Auditorium Maurice Ravel –
Le mardi 23 janvier 2024 à 18h30 –
Au programme de l’Auditorium de Lyon les 16 et 17 février 2024, la 8ème Symphonie d’Anton Bruckner. Dans cette perspective, Éric Chaillier était venu pour nous présenter cette partition monumentale, originale et tragique. Après avoir entendu l’œuvre, Wagner n’hésita pas à désigner Bruckner comme le plus grand symphoniste de tous les temps, alors que Beethoven était encore la référence absolue.
« Pour bien comprendre un compositeur, il faut chercher à entrer dans sa vie » nous dit notre conférencier : nous apprendrons qu’Anton Bruckner est né en 1824 à Ansfelden (Haute Autriche) près de Linz, d’une famille d’origine modeste, père instituteur et de parents musiciens amateurs.
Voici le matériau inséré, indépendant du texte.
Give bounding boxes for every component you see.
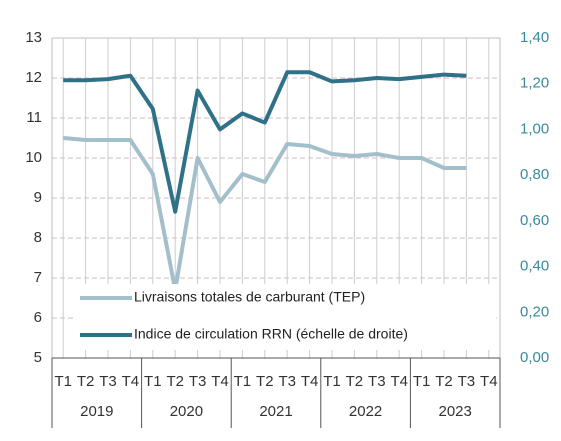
y2-tick-label: 0,20 [520,303,549,320]
y-tick-label: 10 [25,149,42,166]
x-tick-label: T3 [99,373,117,390]
y-tick-label: 6 [34,309,42,326]
x-tick-label: T2 [256,373,274,390]
y-tick-label: 9 [34,189,42,206]
y2-tick-label: 1,00 [520,120,549,137]
y-tick-label: 12 [25,69,42,86]
y-tick-label: 13 [25,29,42,46]
x-tick-label: T3 [368,373,386,390]
year-label: 2022 [349,403,382,420]
legend-label: Livraisons totales de carburant (TEP) [134,289,365,305]
x-tick-label: T1 [413,373,431,390]
x-tick-label: T1 [323,373,341,390]
x-tick-label: T2 [77,373,95,390]
x-tick-label: T1 [144,373,162,390]
legend-box [74,284,496,350]
year-label: 2023 [439,403,472,420]
legend-label: Indice de circulation RRN (échelle de dr… [134,326,408,342]
y-tick-label: 5 [34,349,42,366]
year-label: 2019 [80,403,113,420]
x-tick-label: T2 [435,373,453,390]
x-tick-label: T1 [54,373,72,390]
y2-tick-label: 0,40 [520,258,549,275]
x-tick-label: T2 [346,373,364,390]
y-tick-label: 11 [26,109,42,126]
x-tick-label: T3 [278,373,296,390]
year-label: 2020 [170,403,203,420]
x-tick-label: T4 [390,373,408,390]
y2-tick-label: 1,40 [520,29,549,46]
series-line [63,70,467,214]
x-tick-label: T4 [122,373,140,390]
x-tick-label: T4 [211,373,229,390]
y2-tick-label: 0,00 [520,349,549,366]
y-tick-label: 7 [34,269,42,286]
x-tick-label: T4 [301,373,319,390]
x-tick-label: T2 [166,373,184,390]
y-tick-label: 8 [34,229,42,246]
y2-tick-label: 0,60 [520,212,549,229]
y2-tick-label: 0,80 [520,166,549,183]
x-tick-label: T1 [234,373,252,390]
year-label: 2021 [259,403,292,420]
x-tick-label: T4 [480,373,498,390]
x-tick-label: T3 [458,373,476,390]
x-tick-label: T3 [189,373,207,390]
y2-tick-label: 1,20 [520,75,549,92]
series-line [63,136,467,292]
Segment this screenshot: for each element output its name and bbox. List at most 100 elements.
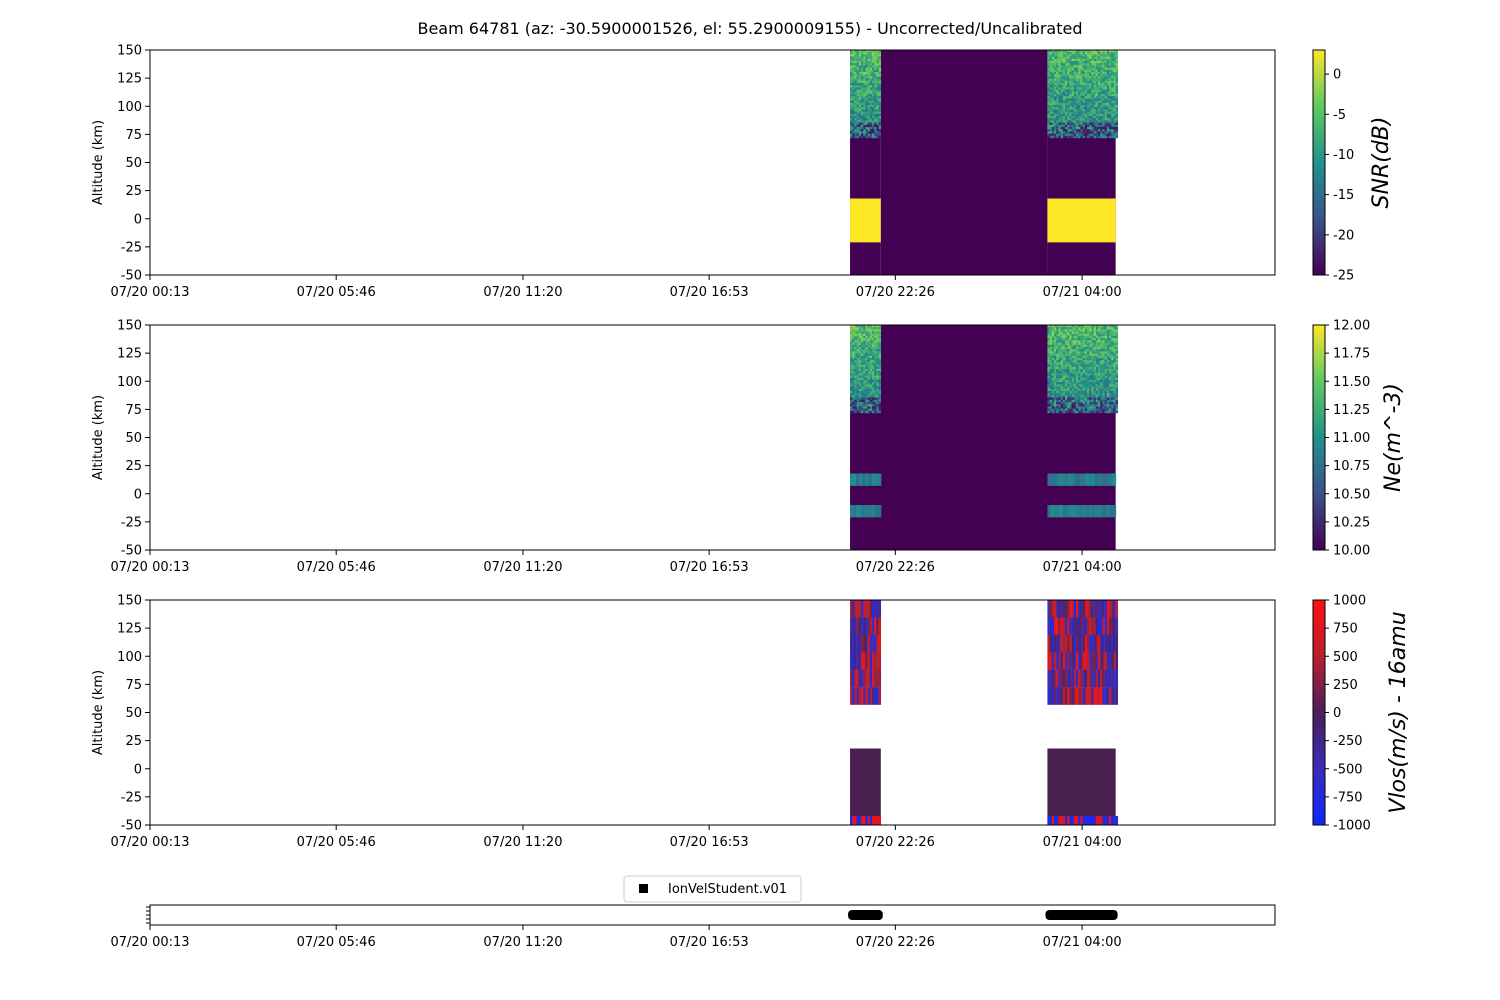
heatmap-cell xyxy=(854,50,857,53)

L’adolescence d’Anton se déroule à la campagne entre l’église, l’école, les bals de village et les auberges. Très vite l’enfant dévoile une passion pour la musique en même temps qu’une véritable fascination pour l’orgue. A quelques kilomètres de chez lui, l’abbaye de Saint Florian, authentique joyau d’art baroque, devient son refuge, sa seconde patrie. Cette relation singulière entre le monde profane et le monde sacré transparaîtra dans la plupart de ses œuvres : une musique d’une candeur toute naturelle, sincère, aux effets statiques, contemplatifs, une qui n’emballe pas facilement son public. Bruckner se révèlera un homme de paradoxe, de doute et de détermination : l’histoire de cette huitième symphonie en est une parfaite illustration.
Nous sommes en 1884, Bruckner, porté par le succès de sa septième symphonie, se lance dans une nouvelle aventure : écrire une huitième symphonie. Conçue dans l’enthousiasme, elle s’achèvera néanmoins trois années plus tard sur une profonde déception : son ami et chef d’orchestre Hermann Lévi qui avait pourtant amené la précédente au triomphe, refuse de diriger cette nouvelle partition. Il la juge trop longue, aux harmonies souvent trop audacieuses, trop dissonantes. Nous sommes en 1887. Affecté, mais déterminé Bruckner retravaille et remanie pendant plusieurs années encore les différents mouvements. Une seconde version est créée à Vienne en 1892 au Musikverein sous la baguette de Hans Richter. C’est un triomphe. Plus courte, moins austère, l’œuvre se voit qualifiée de « sommet de la symphonie romantique », de « symphonie des symphonies » et Anton Bruckner rejoint les génies de la symphonie. Wagner reconnaîtra en lui le digne successeur de Beethoven.
Eric Challier nous propose quelques extraits significatifs : une écoute comparative des deux versions dont il commente les différences : exercice subtil, pas toujours facile à saisir mais au demeurant fascinant.
L’œuvre proposée aux Lyonnais est la huitième symphonie dans sa version initiale de 1887 et que l’on soit intrigué, curieux ou passionné, nul ne peut être déçu. Gardons en mémoire les quelques mots de Pierre Boulez cités par notre conférencier (extraits de la revue Diapason n°583) à propos de Bruckner et de ses symphonies …ses constructions m’impressionnent, peu d’œuvres évoquent à ce point l’architecture et en même temps, il y a quelque chose d’incertain, un questionnement qui donne à cette architecture son aspect si humain…
Éric Chaillier s’est exprimé avec élégance et passion. Les chaleureux applaudissements témoigneront de l’intérêt qu’il a suscité durant toute cette soirée.
Françoise Mangez
Les intervenants

Diplômé de Sciences Po Paris, Éric Chaillier anime des séminaires sur des thèmes musicaux en entreprises et en écoles de commerce. Après de nombreuses années consacrées à promouvoir l’homme dans l’entreprise, il a décidé de travailler au service de ses compositeurs préférés, de faire connaître leurs plus grandes œuvres, de faire le lien avec leur vie et le contexte dans lequel ils ont vécu. Il enseigne l’Histoire de la musique à l’Université populaire de Lausanne et figure notamment parmi les conférenciers des Cercles francophones Richard Wagner. A propos d’Anton Bruckner, il a rédigé un certain nombre d’articles et, en 2019, une revue complète ‟Anton Bruckner entre terre et ciel” qui analyse la part relative du sacré et du profane dans sa musique.